I like this Vermont brewery, but most of their products are a bit sweet for my taste, so I mix them with Harp (known as a Snakebite to most Brits).  I've never had pumpkin cider, and the lady at the store informed me this private reserve is only made for less than 24 hrs, so they don't receive many cases.  A review at the Washington Post mentions that Woodchuck's president claims he secures the pumpkin mash “from the pumpkin patch of an employee who lives 10 miles away."  At 6.9%, the alcohol content is high for a cider, but I couldn't tell.  I'll be honest, this is good, but was a little disappointing.  "Pumpkin/apple-flavored water" might be a good description.  The carbonation was light, the amber color was nice, but upon swallowing the flavor disappeared. 

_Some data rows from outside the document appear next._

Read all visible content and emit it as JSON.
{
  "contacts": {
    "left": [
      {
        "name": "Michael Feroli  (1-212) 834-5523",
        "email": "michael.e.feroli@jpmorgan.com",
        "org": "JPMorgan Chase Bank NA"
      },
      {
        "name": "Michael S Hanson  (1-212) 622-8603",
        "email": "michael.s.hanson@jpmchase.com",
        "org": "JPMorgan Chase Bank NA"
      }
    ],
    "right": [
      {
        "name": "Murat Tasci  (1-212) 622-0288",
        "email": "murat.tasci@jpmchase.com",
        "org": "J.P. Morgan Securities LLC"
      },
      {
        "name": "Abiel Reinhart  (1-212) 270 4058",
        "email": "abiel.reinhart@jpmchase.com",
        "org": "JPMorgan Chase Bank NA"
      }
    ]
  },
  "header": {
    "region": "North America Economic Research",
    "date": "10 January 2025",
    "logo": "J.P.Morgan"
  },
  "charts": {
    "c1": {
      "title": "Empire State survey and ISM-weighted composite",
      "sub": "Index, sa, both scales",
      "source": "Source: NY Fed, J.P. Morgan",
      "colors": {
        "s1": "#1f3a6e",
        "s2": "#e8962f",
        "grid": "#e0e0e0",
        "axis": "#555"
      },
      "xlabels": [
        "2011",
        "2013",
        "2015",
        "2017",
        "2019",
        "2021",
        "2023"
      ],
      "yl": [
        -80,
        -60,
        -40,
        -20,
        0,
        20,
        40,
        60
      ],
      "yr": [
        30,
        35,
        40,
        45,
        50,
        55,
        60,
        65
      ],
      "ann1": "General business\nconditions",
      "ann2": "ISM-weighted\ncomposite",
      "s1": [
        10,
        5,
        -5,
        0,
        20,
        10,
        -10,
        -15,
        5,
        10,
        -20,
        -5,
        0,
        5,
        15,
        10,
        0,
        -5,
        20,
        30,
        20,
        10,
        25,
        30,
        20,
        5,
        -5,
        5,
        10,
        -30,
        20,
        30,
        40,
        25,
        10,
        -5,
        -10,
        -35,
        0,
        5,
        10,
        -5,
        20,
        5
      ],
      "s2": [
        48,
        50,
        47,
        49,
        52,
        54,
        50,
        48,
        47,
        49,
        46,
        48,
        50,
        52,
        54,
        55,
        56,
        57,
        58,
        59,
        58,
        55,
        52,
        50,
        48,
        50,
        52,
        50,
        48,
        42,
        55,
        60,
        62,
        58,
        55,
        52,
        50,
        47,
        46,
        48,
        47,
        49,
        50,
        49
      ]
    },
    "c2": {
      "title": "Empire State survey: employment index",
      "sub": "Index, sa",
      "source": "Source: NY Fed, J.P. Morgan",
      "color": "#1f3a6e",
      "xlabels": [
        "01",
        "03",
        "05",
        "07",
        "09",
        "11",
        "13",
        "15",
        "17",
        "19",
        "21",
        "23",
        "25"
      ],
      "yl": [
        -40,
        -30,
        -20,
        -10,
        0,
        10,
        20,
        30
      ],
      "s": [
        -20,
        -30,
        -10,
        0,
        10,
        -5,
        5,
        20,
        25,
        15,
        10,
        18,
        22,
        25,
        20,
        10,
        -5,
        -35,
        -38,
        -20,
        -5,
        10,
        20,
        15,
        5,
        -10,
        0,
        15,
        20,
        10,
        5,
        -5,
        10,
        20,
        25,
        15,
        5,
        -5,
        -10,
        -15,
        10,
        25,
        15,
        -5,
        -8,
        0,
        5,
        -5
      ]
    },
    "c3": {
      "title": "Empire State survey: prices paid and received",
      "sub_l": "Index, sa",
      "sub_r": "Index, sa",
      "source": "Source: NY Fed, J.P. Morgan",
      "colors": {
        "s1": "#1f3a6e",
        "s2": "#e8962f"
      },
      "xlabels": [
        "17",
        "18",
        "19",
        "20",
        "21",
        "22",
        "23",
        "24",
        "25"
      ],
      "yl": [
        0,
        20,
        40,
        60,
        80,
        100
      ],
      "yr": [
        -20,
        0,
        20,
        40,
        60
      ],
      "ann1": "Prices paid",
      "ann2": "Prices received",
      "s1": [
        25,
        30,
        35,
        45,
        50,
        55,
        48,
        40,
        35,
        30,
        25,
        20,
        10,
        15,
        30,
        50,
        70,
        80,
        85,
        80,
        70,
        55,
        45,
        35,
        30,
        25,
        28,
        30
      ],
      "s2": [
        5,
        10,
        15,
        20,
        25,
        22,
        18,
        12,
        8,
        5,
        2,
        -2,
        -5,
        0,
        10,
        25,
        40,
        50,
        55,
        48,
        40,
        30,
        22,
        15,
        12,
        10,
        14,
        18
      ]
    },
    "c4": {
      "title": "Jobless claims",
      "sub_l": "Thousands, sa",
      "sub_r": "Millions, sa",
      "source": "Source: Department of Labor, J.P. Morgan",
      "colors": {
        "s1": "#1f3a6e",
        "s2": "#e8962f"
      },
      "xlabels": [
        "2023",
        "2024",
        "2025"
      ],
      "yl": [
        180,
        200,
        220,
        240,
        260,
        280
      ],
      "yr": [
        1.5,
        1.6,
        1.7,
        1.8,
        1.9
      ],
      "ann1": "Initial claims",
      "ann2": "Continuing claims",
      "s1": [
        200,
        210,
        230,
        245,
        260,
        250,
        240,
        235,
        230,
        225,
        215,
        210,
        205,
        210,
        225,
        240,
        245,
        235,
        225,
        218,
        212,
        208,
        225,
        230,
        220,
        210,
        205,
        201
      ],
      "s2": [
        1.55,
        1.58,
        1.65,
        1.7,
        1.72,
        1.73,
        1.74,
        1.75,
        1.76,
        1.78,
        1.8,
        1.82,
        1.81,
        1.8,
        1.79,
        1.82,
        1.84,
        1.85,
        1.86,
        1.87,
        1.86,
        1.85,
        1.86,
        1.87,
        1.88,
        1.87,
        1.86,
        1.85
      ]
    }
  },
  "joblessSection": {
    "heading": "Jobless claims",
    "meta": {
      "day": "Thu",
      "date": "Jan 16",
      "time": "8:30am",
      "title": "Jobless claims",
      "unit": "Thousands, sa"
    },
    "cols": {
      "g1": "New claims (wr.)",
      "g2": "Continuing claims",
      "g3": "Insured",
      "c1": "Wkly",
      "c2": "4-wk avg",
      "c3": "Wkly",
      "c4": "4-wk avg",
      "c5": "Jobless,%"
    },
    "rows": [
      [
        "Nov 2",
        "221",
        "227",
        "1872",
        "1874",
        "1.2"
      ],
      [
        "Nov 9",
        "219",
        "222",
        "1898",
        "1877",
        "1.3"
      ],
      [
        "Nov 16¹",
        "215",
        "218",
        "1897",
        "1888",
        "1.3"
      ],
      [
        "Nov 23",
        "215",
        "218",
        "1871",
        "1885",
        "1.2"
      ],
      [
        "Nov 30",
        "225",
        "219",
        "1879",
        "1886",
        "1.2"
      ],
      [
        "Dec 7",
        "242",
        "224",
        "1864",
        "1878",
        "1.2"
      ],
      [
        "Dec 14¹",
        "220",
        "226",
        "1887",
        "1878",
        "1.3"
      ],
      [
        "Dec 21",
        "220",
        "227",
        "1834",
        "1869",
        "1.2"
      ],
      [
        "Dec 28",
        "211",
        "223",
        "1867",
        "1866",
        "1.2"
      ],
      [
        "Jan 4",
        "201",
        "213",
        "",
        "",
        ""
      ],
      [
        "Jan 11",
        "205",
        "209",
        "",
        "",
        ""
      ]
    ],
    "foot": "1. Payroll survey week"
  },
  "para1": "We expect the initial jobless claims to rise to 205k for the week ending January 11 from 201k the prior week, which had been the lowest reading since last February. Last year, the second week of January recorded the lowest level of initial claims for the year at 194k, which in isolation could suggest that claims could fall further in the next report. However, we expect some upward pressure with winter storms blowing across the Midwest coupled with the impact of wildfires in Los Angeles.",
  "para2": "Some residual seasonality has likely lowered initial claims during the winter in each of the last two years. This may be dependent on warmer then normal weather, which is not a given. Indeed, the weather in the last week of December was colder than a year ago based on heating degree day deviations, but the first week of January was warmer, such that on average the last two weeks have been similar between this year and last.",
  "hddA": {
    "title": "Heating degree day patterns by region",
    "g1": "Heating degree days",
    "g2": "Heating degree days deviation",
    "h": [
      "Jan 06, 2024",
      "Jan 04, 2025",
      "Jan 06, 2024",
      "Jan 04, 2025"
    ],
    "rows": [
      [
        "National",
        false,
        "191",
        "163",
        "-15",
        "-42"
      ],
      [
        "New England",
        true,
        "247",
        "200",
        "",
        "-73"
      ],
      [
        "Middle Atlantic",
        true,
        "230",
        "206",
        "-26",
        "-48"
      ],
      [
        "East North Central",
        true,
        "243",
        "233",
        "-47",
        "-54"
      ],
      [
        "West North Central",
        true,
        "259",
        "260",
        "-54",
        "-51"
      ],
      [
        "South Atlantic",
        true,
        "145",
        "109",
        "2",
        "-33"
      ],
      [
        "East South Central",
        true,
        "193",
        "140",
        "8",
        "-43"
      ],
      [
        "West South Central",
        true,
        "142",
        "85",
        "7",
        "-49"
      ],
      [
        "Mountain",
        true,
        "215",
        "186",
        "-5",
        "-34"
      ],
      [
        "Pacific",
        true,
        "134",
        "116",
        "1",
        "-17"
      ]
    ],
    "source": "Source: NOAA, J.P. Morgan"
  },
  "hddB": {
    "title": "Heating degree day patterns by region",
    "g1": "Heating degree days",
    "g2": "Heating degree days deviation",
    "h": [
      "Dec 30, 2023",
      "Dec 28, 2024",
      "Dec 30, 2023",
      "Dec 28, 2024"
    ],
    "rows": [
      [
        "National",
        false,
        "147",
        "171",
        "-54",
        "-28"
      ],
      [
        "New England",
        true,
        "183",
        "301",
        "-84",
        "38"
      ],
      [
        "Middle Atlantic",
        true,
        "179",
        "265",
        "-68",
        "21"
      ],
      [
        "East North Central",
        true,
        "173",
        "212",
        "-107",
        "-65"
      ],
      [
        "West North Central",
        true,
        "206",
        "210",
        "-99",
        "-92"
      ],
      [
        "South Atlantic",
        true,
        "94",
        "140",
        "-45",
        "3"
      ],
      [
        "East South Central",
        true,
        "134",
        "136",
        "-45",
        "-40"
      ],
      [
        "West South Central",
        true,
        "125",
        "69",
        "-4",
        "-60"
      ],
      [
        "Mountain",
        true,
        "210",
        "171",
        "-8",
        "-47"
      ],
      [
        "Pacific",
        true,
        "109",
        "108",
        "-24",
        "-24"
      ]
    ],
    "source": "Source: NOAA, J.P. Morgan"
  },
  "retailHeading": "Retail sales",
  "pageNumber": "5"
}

Cost:  I payed around $10 for a six pack, including tax.  May be cheaper in Texas or in the Northeast.



Why Shipyard?


Good God, why not?  That's what I thought after first sampling Pumpkinhead Ale at the Epcot Food & Wine Festival in Florida this year.  While Beer Advocate gives this light-colored brew a dismal rating, my husband and I were frankly surprised.  Eleven pounds of pumpkin truly impart a pumpkiny flavor, without all those superfluous spices getting in the way.  Sure, sometimes I want a beer with hints of cloves and ginger.  If that's the only sort of harvest beer you like, you won't enjoy this.  God and Maine intended this 5.1% ale to be enjoyed on a warm Indian-summer fall day. I've tried this out of a room-temperature glass, out of the bottle like a heathen, and out of a frosty glass.  I recommend the room-temperature glass, as the flavors have a chance to warm to full potential.

Cost:  I only bought it in Florida, where the price was very reasonable (around $5 a bottle in a restaurant).